A Rede Rio Doce Mar, que apoia ações reparatórias relacionadas ao impacto que o rompimento da barragem de Fundão causou na biodiversidade aquática, também faz o monitoramento de diversos pontos ao longo da bacia do Rio Doce no Espírito Santo.
As análises acontecem a partir do acordo de cooperação técnico-científico com a Fundação Renova, responsável por gerir os programas de reparação, restauração e reconstrução das regiões afetadas pelos rejeitos de minério.
Os pesquisadores coletam amostras ao longo do Rio Doce no Espírito Santo, na foz em Regência, em Linhares, na região marinha e áreas adjacentes. As equipes fazem medições dos sólidos em suspensão, coletam água e sedimento, além de material biológico.
"Iremos incorporar os resultados dessas análises em nossos futuros relatórios que entregaremos aos órgãos ambientais e à Fundação Renova, no âmbito do Acordo de Cooperação Técnico-Científica ora em desenvolvimento", diz a nota.
Localizada no município de Rio Doce, em Minas Gerais, a Usina Hidrelétrica Risoleta Neves, mais conhecida como Candonga, concentrou cerca de 15% do material que chegou ao reservatório. Por causa das chuvas, a preocupação é que os rejeitos de mineração atinjam o leito do Rio Doce e aumentem os índices de contaminação.

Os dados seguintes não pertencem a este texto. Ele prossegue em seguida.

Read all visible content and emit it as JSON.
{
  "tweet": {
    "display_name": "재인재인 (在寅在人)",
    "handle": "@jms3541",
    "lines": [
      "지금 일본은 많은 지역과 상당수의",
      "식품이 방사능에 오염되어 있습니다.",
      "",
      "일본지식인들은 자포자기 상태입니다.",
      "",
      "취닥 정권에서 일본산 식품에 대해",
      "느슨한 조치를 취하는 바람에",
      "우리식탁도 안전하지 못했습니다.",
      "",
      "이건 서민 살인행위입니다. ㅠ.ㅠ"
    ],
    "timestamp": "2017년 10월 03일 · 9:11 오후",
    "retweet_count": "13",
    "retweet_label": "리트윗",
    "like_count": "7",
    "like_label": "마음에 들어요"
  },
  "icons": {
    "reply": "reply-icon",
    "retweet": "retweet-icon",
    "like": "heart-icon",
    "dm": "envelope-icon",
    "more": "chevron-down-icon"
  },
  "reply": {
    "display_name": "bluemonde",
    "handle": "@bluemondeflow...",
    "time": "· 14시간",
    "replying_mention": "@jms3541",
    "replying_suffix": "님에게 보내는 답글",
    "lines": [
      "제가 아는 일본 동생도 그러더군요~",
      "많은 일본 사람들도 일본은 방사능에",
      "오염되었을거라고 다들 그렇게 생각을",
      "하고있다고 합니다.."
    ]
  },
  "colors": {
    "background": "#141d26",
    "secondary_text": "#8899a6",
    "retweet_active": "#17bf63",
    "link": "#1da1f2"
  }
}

Em comunicado, a Fundação Renova informou que devido ao grande volume de água decorrente das chuvas, foi identificada uma ligeira inclinação na primeira de três barreiras metálicas construídas para conter o rejeito que ainda poderia chegar ao reservatório da hidrelétrica.
"Apesar de análise técnica indicar baixo risco, por precaução e prezando pela segurança, a Fundação Renova isolou a área e os acessos às margens do reservatório, seguindo o plano de evacuação e emergência elaborado para a área".
Conforme o Sistema Estadual de Meio Ambiente e Recursos Hídricos (Sisema), do governo de Minas Gerais, ainda não houve avaliação da movimentação dos rejeitos sedimentados no reservatório da UHE Risoleta Neves.
"O Sisema irá levantar, junto à Fundação Renova, a quantidade de rejeitos mobilizados com as chuvas, caso seja esta a fonte da turbidez. Após o diagnóstico, serão traçadas as ações necessárias à recuperação dos possíveis danos e ao controle dos impactos na fonte geradora", garantiu o órgão estadual.